Objective
To evaluate the potential for biomimetic self-assembling fluorosurfactant polymer (FSP) coatings incorporating either heptamaltose (M7-FSP) to block non-specific protein adsorption, the cell adhesive RGD peptide (RGD-FSP), or the endothelial cell-selective CRRETAWAC peptide (cRRE-FSP) to improve patency and endothelialization in small diameter ePTFE vascular graft implants.
Methods
ePTFE vascular grafts (4 mm diameter, 5 cm length) were coated with either M7-FSP, RGD-FSP, or cRRE-FSP by dissolving FSPs in distilled water and flowing solution through the graft lumen for 24 h.

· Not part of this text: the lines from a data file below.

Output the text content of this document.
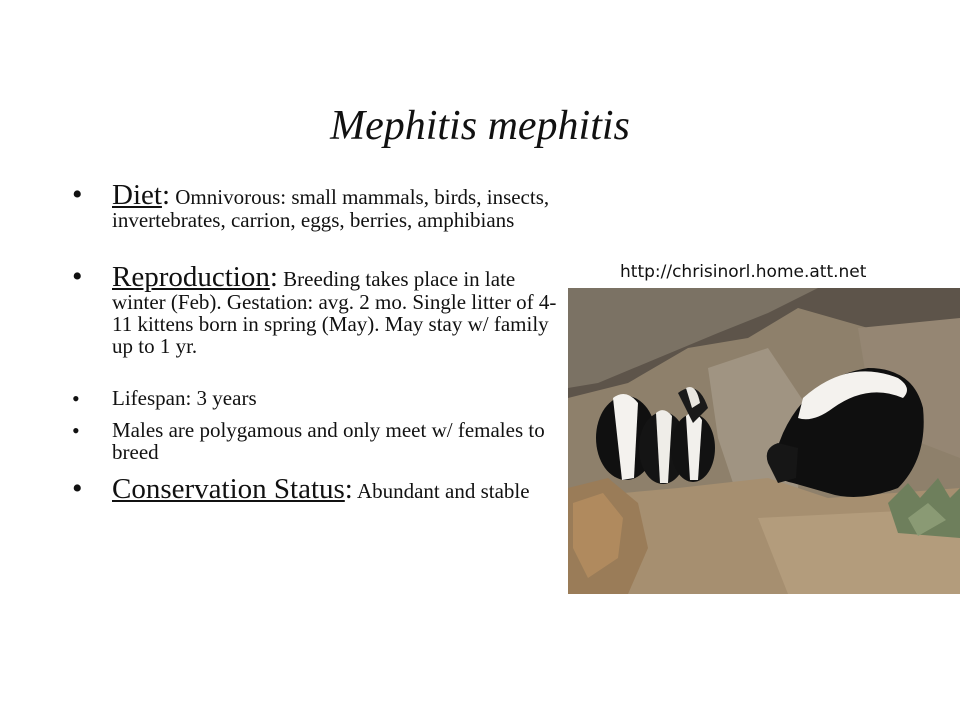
Mephitis mephitis
• Diet: Omnivorous: small mammals, birds, insects, invertebrates, carrion, eggs, berries, amphibians
• Reproduction: Breeding takes place in late winter (Feb). Gestation: avg. 2 mo. Single litter of 4-11 kittens born in spring (May). May stay w/ family up to 1 yr.
• Lifespan: 3 years
• Males are polygamous and only meet w/ females to breed
• Conservation Status: Abundant and stable
http://chrisinorl.home.att.net
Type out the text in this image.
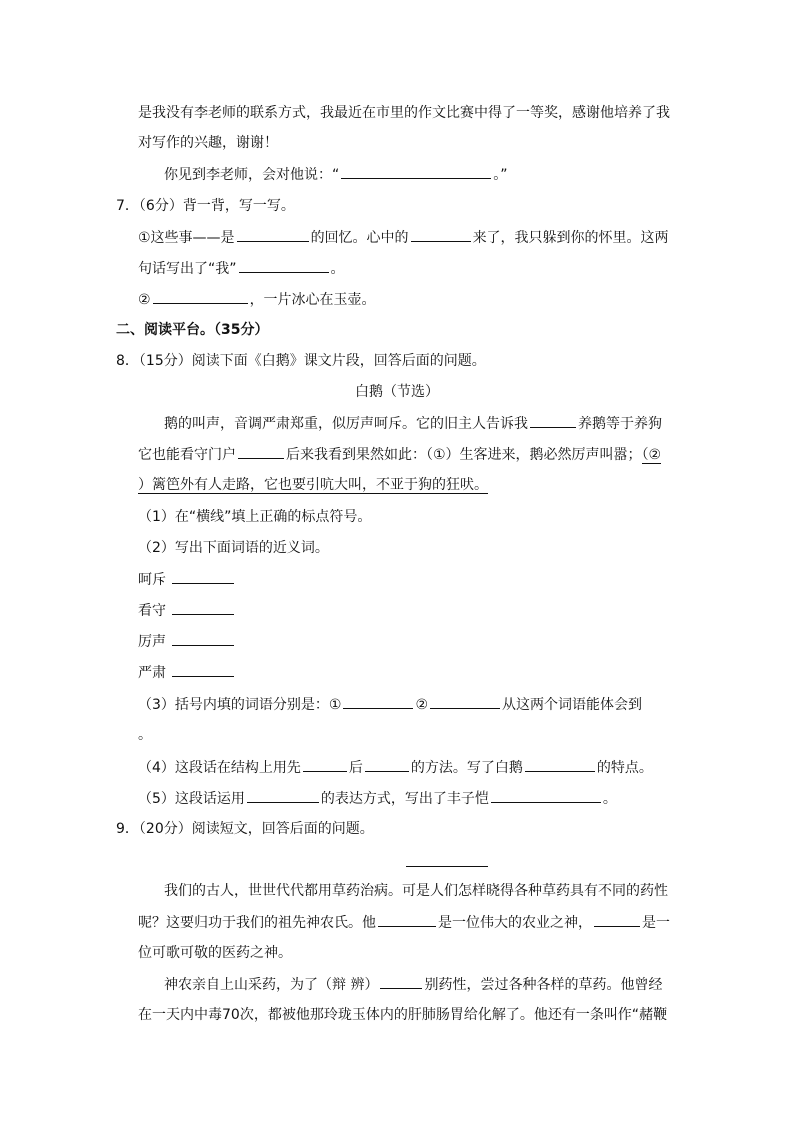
是我没有李老师的联系方式，我最近在市里的作文比赛中得了一等奖，感谢他培养了我
对写作的兴趣，谢谢！
你见到李老师，会对他说：“	。”
7．（6分）背一背，写一写。
①这些事——是	的回忆。心中的	来了，我只躲到你的怀里。这两
句话写出了“我”	。
②	，一片冰心在玉壶。
二、阅读平台。（35分）
8．（15分）阅读下面《白鹅》课文片段，回答后面的问题。
白鹅（节选）
鹅的叫声，音调严肃郑重，似厉声呵斥。它的旧主人告诉我	养鹅等于养狗
它也能看守门户	后来我看到果然如此：（①）生客进来，鹅必然厉声叫嚣；（②
）篱笆外有人走路，它也要引吭大叫，不亚于狗的狂吠。
（1）在“横线”填上正确的标点符号。
（2）写出下面词语的近义词。
呵斥
看守
厉声
严肃
（3）括号内填的词语分别是：①	②	从这两个词语能体会到
。
（4）这段话在结构上用先	后	的方法。写了白鹅	的特点。
（5）这段话运用	的表达方式，写出了丰子恺	。
9．（20分）阅读短文，回答后面的问题。
我们的古人，世世代代都用草药治病。可是人们怎样晓得各种草药具有不同的药性
呢？这要归功于我们的祖先神农氏。他	是一位伟大的农业之神，	是一
位可歌可敬的医药之神。
神农亲自上山采药，为了（辩 辨）	别药性，尝过各种各样的草药。他曾经
在一天内中毒70次，都被他那玲珑玉体内的肝肺肠胃给化解了。他还有一条叫作“赭鞭
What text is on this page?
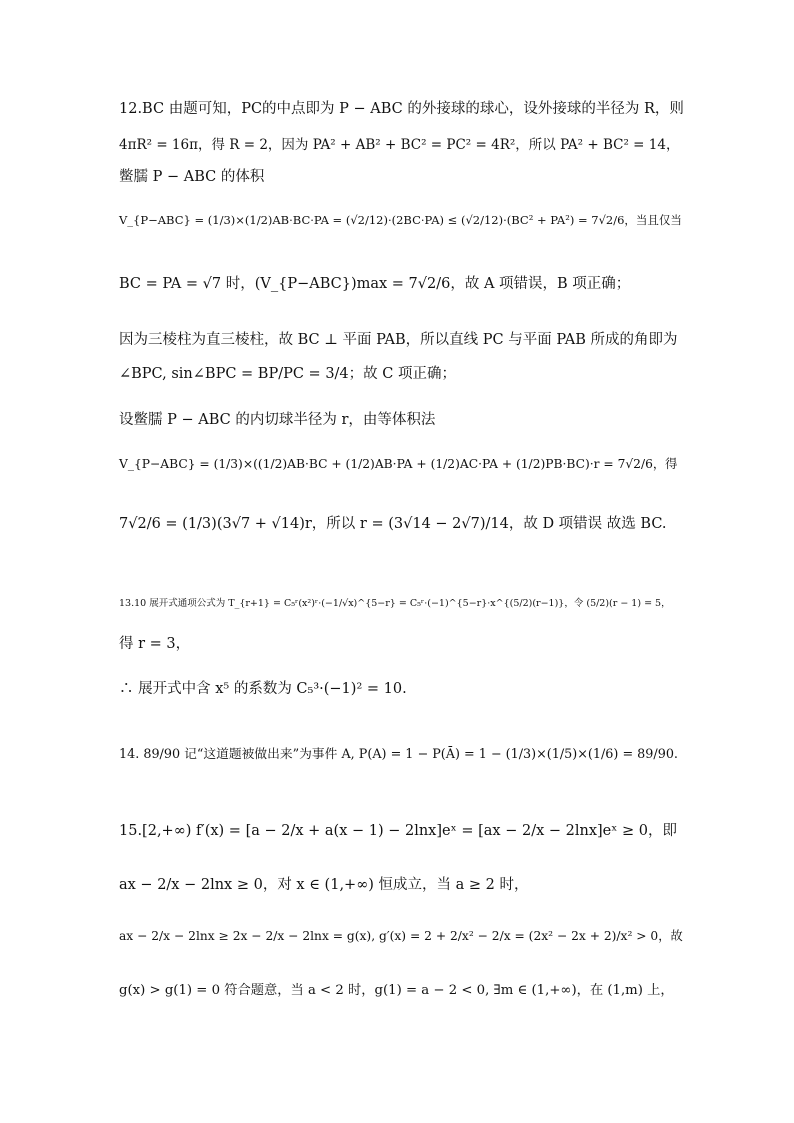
12.BC 由题可知，PC的中点即为 P − ABC 的外接球的球心，设外接球的半径为 R，则
4πR² = 16π，得 R = 2，因为 PA² + AB² + BC² = PC² = 4R²，所以 PA² + BC² = 14，
鳖臑 P − ABC 的体积
V_{P−ABC} = (1/3)×(1/2)AB·BC·PA = (√2/12)·(2BC·PA) ≤ (√2/12)·(BC² + PA²) = 7√2/6，当且仅当
BC = PA = √7 时，(V_{P−ABC})max = 7√2/6，故 A 项错误，B 项正确；
因为三棱柱为直三棱柱，故 BC ⊥ 平面 PAB，所以直线 PC 与平面 PAB 所成的角即为
∠BPC, sin∠BPC = BP/PC = 3/4；故 C 项正确；
设鳖臑 P − ABC 的内切球半径为 r，由等体积法
V_{P−ABC} = (1/3)×((1/2)AB·BC + (1/2)AB·PA + (1/2)AC·PA + (1/2)PB·BC)·r = 7√2/6，得
7√2/6 = (1/3)(3√7 + √14)r，所以 r = (3√14 − 2√7)/14，故 D 项错误 故选 BC.
13.10 展开式通项公式为 T_{r+1} = C₅ʳ(x²)ʳ·(−1/√x)^{5−r} = C₅ʳ·(−1)^{5−r}·x^{(5/2)(r−1)}，令 (5/2)(r − 1) = 5，
得 r = 3，
∴ 展开式中含 x⁵ 的系数为 C₅³·(−1)² = 10.
14. 89/90 记“这道题被做出来”为事件 A, P(A) = 1 − P(Ā) = 1 − (1/3)×(1/5)×(1/6) = 89/90.
15.[2,+∞) f′(x) = [a − 2/x + a(x − 1) − 2lnx]eˣ = [ax − 2/x − 2lnx]eˣ ≥ 0，即
ax − 2/x − 2lnx ≥ 0，对 x ∈ (1,+∞) 恒成立，当 a ≥ 2 时，
ax − 2/x − 2lnx ≥ 2x − 2/x − 2lnx = g(x), g′(x) = 2 + 2/x² − 2/x = (2x² − 2x + 2)/x² > 0，故
g(x) > g(1) = 0 符合题意，当 a < 2 时，g(1) = a − 2 < 0, ∃m ∈ (1,+∞)，在 (1,m) 上，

Coatings were confirmed by receding water contact angle measurements on the lumen surface. RGD-FSP and cRRE-FSP grafts were pre-sodded in vitro with porcine pulmonary artery endothelial cells (PPAECs) using a custom-designed flow system. PPAEC coverage on the lumen surface was visualized with epifluorescent microscopy and quantified. Grafts were implanted as carotid artery interposition bypass grafts in 7 pigs for 33 ± 2 days (ePTFE n=3, M7-FSP n=4, RGD-FSP n=3, cRRE-FSP n=4). Patency was confirmed immediately after implant with duplex color-flow ultrasound and at explant with contrast-enhanced angiography. Grafts were sectioned for histology and stained: Movat’s pentachrome stain to outline vascular layers; immunofluorescent staining to identify endothelial cells (anti-von Willebrand factor antibody) and immunohistochemical staining to identify smooth muscle cells (anti-smooth muscle α-actin antibody). Neoinitima:lumen area ratio was determined to evaluate neointimal hyperplasia.
Results
Receding water contact angle measurements on graft luminal surfaces were significantly lower (P < .05) on FSP-coated ePTFE surfaces (M7-FSP: 40 ± 16°, RGD-FSP: 25 ± 10°, cRRE-FSP: 33 ± 16°) compared to uncoated ePTFE (126 ± 2°), confirming presence of the FSP layer. In vitro sodding of PPAECs on RGD-FSP and cRRE-FSP grafts resulted in a confluent monolayer of PPAECs on the luminal surface, with similar cell population on RGD-FSP (1200 ± 187 cells/mm2) and cRRE-FSP (1134 ± 153 cells/mm2) grafts. All grafts were patent immediately after implant, and 1/3 uncoated, 2/3 RGD-FSP, 2/4 M7-FSP, and 2/4 cRRE-FSP grafts remained patent after 1 month. PPAEC coverage of the lumen surface was seen in all patent grafts. RGD-FSP grafts had a slightly higher neointima:lumen area ratio (0.53 ± 0.06) compared to uncoated (0.29 ± 0.15), M7-FSP (0.20 ± 0.15), or cRRE-FSP (0.17 ± 0.09) grafts.
Conclusion
Biomimetic FSP coated ePTFE grafts can be utilized successfully in vivo and have potential to support endothelialization. Grafts modified with the M7-FSP and cRRE-FSP showed lower intimal hyperplasia compared to RGD-FSP grafts.